Apakah kita suka kopi atau bir karena masalah genetik?

  • Preferensi terhadap kopi dan bir mungkin disebabkan oleh faktor genetik, bukan hanya rasa.
  • Minuman pahit menghasilkan respons positif karena efek psikoaktif dan memberi energi.
  • Orang-orang yang memetabolisme kafein dengan cepat cenderung mengonsumsi lebih banyak minuman ini.
  • Varian genetik FTO dikaitkan dengan preferensi terhadap minuman manis, meskipun efeknya serupa.

biji kopi

Banyak atlet suka minum kopi sebelum berangkat latihan dan bir dingin saat pulang. Mungkin beberapa memilikinya sebagai kebiasaan dan tidak pernah mempertimbangkan apa yang mendorong mereka untuk memilih kedua minuman ini. Sepertinya jawabannya tidak ada hubungannya dengan rasa, melainkan cara mereka memengaruhi perasaan Anda.

Mengapa kita memilih kopi atau bir?

Udalam sebuah studi baru-baru ini, diterbitkan dalam Genetika Molekuler Manusia, mengatakan ini bisa turun ke genetika, tapi bukan gen yang mempengaruhi cara Anda memandang rasa. Para peneliti menemukan hubungan antara genetika dan sifat psikoaktif minuman (cara minuman membuat Anda merasa).

Dalam penyelidikan, minuman dibagi menjadi rasa pahit (bir, kopi, teh, jus grapefruit, minuman keras dan anggur merah) dan rasanya manis (jus anggur, minuman manis dan minuman manis buatan). Para peneliti melibatkan lebih dari 330.000 orang di Inggris, yang melaporkan konsumsi minuman mereka selama 24 jam. Selanjutnya, mereka mempelajari gen mereka untuk melihat apakah ada hubungan antara mereka dan preferensi untuk minuman pahit atau manis.

Akibatnya ditemukan bahwa preferensi untuk minuman pahit terkait dengan genetika, dan bukan untuk selera. Faktor genetik yang mengubah respons seseorang untuk memilih kafein atau alkohol cenderung membuat seseorang meminum minuman itu sebagai suguhan, daripada menikmati rasanya. Artinya, ada a respon positif pada sifat psikoaktif minuman pahit seperti bir dan kopi, misalnya, karena membuat mereka merasa lebih energik dan memotivasi mereka untuk mengisi gelas mereka. Sepertinya mereka memiliki efek yang merangsang: bahkan jika Anda tidak menyukai rasanya, Anda menyukai rasanya.
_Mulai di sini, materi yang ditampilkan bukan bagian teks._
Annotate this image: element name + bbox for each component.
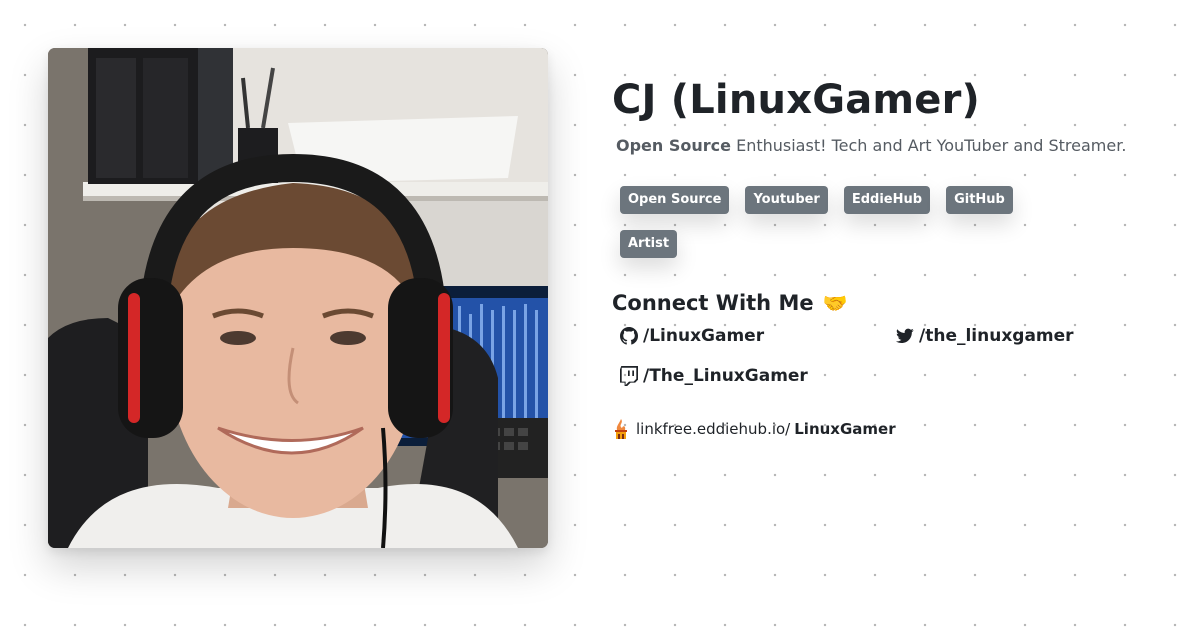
connect-heading-text: Connect With Me: [612, 291, 814, 315]
tag-github[interactable]: GitHub: [946, 186, 1013, 214]
github-link[interactable]: /LinuxGamer: [620, 326, 764, 346]
twitch-handle: /The_LinuxGamer: [643, 366, 808, 386]
linkfree-base: linkfree.eddiehub.io/: [636, 420, 791, 438]
connect-heading: Connect With Me 🤝: [612, 288, 1172, 318]
github-icon: [620, 327, 638, 345]
twitter-link[interactable]: /the_linuxgamer: [896, 326, 1074, 346]
profile-name: CJ (LinuxGamer): [612, 77, 981, 123]
github-handle: /LinuxGamer: [643, 326, 765, 346]
profile-photo: [48, 48, 548, 548]
profile-info: CJ (LinuxGamer) Open Source Enthusiast! …: [612, 74, 1172, 439]
profile-bio: Open Source Enthusiast! Tech and Art You…: [616, 134, 1172, 158]
twitch-link[interactable]: /The_LinuxGamer: [620, 366, 808, 386]
tag-artist[interactable]: Artist: [620, 230, 678, 258]
tag-open-source[interactable]: Open Source: [620, 186, 730, 214]
twitter-icon: [896, 328, 914, 343]
linkfree-handle: LinuxGamer: [794, 420, 896, 438]
tag-list: Open Source Youtuber EddieHub GitHub Art…: [620, 186, 1020, 258]
bio-text: Enthusiast! Tech and Art YouTuber and St…: [736, 136, 1127, 155]
twitter-handle: /the_linuxgamer: [919, 326, 1074, 346]
linkfree-url[interactable]: linkfree.eddiehub.io/ LinuxGamer: [612, 419, 1172, 439]
twitch-icon: [620, 366, 638, 386]
linkfree-logo-icon: [615, 419, 627, 439]
tag-youtuber[interactable]: Youtuber: [745, 186, 828, 214]
tag-eddiehub[interactable]: EddieHub: [843, 186, 931, 214]
bio-highlight: Open Source: [616, 136, 731, 155]
handshake-icon: 🤝: [822, 291, 848, 315]
social-links: /LinuxGamer /the_linuxgamer /The_LinuxGa…: [612, 326, 1172, 414]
Mengapa ada orang yang mentolerir jumlah yang lebih besar?

Biasanya orang cenderung menghindari hal-hal yang pahit: ketika ada sesuatu yang pahit, biasanya peringatan untuk menghindarinya. Faktanya, nenek moyang kita mengaitkannya dengan racun.
Namun, ketika berbicara tentang minuman pahit seperti kopi dan bir, kekuatan pengaruhnya terhadap kita dan genetika kita ikut berperan. Misalnya orang yang memetabolisme kafein dengan cepat mereka lebih cenderung mengonsumsi dalam jumlah yang lebih besar, dan bukan karena mereka menikmati rasanya, tetapi karena mereka ingin memanfaatkan efek kafein.

Anehnya, ditemukan bahwa orang dengan varian gen FTO (biasanya terkait dengan risiko obesitas yang lebih rendah) cenderung lebih suka minuman manis, yang tampaknya agak tidak masuk akal. Minuman yang dimaniskan dengan gula, seperti cola, sarat dengan gula dan kafein, dan tidak memiliki rasa pahit seperti kopi, meskipun memiliki efek psikoaktif yang sama. Sehingga dapat memberi Anda daya yang sama.

Ada kemungkinan bahwa orang dengan varian genetik ini dapat lebih mudah terpikat pada efek kafein, dan pada usia yang lebih muda, sebelum mulai minum kopi yang lebih pahit. Meskipun varian genetik dikaitkan dengan kemungkinan obesitas yang lebih rendah, terus mengonsumsi terlalu banyak minuman manis untuk mendapatkan beban energi yang sama dapat membuat Anda berisiko mengalami kenaikan berat badan dan masalah kesehatan yang menyertainya.